Levantamento de local de crime.


E a semana já se inicia pequena.
Semana passada foram apenas dois dias trabalhados.

Essa, da mesma forma, já que sexta-feira é ponto facultativo.
Ponto facultativo, leia-se: feriadão!

Esqueci de mencionar semana passada que o trabalho investigativo realizado no interior, e contado em outra postagem, rendeu um grande reconhecimento.
Recebemos um elogio, por escrito, que foi despachado para se tornar uma portaria de louvor.

Além da felicidade ante ao reconhecimento, e o estímulo, essas portarias contam um ponto na hora das promoções.
Apenas a título de conhecimento, cursos realizados via internet, geralmente pelo SENASP, rendem mais três. E pode-se realizar até cinco por ano.

Doação de sangue também rende um ponto.
Tudo isso vai acumulando e ajuda na hora de sair promovido.

Mas voltando ao trabalho, a noite foi agitada.
Mas descobri isso hoje.

Não fui acionado durante a noite.
Um homicídio na cidade e um duplo homicídio tentado no interior.

Durante a tarde fomos realizar o levantamento do local do duplo homicídio tentado.
Um lugar bem retirado, longe.

Fotografamos, medimos a distância entre pontos, coletamos alguns achados e retornamos.
Contando assim, parece tudo fácil, rápido e simples.

Porém, perdemos a tarde realizando isso.
Além da distância, o trabalho minucioso toma tempo.

Nem tudo se apresenta diante dos nossos olhos, como nos filmes.
Nem sempre estamos caminhando e “oh, um vestígio!”.

A montagem de cenas requer imaginação.
Alguns acontecimentos encontrados exigem muita imaginação.

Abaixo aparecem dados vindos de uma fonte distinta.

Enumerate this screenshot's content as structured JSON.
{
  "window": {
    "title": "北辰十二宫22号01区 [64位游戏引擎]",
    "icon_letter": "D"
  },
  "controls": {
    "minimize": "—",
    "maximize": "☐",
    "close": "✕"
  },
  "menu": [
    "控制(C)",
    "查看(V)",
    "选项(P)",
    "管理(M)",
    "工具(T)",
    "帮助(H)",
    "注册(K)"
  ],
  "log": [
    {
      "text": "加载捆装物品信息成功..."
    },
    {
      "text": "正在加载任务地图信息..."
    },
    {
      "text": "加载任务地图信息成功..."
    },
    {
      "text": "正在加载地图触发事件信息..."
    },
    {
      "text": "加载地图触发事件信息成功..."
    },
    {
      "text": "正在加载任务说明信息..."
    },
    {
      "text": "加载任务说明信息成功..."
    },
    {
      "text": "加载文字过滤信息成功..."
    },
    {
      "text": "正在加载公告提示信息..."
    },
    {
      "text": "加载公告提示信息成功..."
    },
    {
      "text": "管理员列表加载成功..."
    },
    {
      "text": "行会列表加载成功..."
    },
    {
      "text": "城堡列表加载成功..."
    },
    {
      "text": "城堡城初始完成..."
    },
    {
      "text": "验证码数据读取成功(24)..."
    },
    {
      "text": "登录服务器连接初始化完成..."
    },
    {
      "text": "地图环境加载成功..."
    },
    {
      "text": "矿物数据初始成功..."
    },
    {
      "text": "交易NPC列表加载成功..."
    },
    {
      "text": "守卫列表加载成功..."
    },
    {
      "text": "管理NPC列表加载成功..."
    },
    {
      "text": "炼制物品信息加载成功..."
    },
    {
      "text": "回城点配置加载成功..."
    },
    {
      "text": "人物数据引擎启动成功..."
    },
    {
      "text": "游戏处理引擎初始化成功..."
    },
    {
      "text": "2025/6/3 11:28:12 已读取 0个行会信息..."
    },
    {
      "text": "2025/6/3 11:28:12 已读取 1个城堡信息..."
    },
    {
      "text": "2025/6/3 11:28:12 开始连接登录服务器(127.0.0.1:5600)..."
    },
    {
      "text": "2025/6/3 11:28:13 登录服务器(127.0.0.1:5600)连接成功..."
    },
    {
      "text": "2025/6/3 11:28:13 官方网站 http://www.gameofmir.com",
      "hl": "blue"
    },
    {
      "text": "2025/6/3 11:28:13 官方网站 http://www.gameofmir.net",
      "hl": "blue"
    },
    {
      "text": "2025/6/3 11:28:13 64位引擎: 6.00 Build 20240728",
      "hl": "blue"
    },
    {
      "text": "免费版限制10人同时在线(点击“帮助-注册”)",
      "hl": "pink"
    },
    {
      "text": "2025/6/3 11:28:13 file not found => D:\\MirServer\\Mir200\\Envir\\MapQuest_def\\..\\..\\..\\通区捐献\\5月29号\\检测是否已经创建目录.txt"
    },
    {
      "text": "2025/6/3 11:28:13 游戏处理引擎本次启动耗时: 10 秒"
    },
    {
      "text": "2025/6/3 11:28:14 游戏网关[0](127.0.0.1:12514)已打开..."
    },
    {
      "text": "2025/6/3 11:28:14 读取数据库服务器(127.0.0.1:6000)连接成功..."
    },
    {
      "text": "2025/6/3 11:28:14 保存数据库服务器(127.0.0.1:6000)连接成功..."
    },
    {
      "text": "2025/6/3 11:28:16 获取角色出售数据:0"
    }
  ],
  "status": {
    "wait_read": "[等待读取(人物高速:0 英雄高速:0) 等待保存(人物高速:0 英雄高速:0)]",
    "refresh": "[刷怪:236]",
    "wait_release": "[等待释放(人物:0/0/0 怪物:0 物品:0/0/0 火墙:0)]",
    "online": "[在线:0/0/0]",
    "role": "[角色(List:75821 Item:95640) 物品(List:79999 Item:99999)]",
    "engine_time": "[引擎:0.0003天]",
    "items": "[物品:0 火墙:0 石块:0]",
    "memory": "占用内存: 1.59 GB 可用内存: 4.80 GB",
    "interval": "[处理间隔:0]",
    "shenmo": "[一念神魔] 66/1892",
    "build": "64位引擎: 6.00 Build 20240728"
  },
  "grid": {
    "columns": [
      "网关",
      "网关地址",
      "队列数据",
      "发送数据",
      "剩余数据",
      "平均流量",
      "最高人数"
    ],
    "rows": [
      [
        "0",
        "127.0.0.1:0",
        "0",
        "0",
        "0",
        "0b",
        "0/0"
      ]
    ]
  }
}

As vezes não entendemos o motivos de algumas coisas estarem do jeito como estão, mas devemos trabalhar com elas daquela forma e buscar os possíveis motivos.
A conduta humana é muito diversificada.

Há uma infinidade de possibilidades e serem sopesadas.
E então acaba vindo a famosa linha de pensamento: “o que eu teria feito nessa situação?”

Algumas perguntas acabam sendo respondidas.
Algumas não.

Ao não serem respondidas, o verdadeiro trabalho inicia.

sexta-feira, 26 de outubro de 2012

O interrogatório mais difícil até aqui.


Fim de semana chegando.
A semana passou voando, quase não parei.

Estou passando intacto pelo sobreaviso.
Ainda não fui acionado.

Talvez ele tenha me reservado algo para o fim de semana, quem sabe.
Pior de tudo é que acabo ficando empenhado, pois tenho de ficar na cidade.

Não poderei ir pra casa nesse fim de semana.
Hoje pela manhã fiquei às voltas para registrar ocorrência informando os objetos apreendidos ontem.

Depois etiquetar e entregar na Secretaria.
Isso deve ser feito sempre o quanto antes, pois nos exime de responsabilidade.

Enquanto estivermos com algo, somos responsáveis.
Depois de tudo lançado, etiquetado e entregue, uma preocupação a menos.

Acabei ficando um pouco no Plantão, substituindo colegas que foram conduzir um preso até o presídio.
No turno da tarde, participei do interrogatório mais difícil, demorado e detalhado desde que entrei em exercício.

Teve duração de mais ou menos três horas.
Ainda relacionado com os eventos investigados nessa semana.

Não fiz isso sozinho, claro, mas participei ativamente.
Havia muitos fatos a serem questionados, muitos detalhes.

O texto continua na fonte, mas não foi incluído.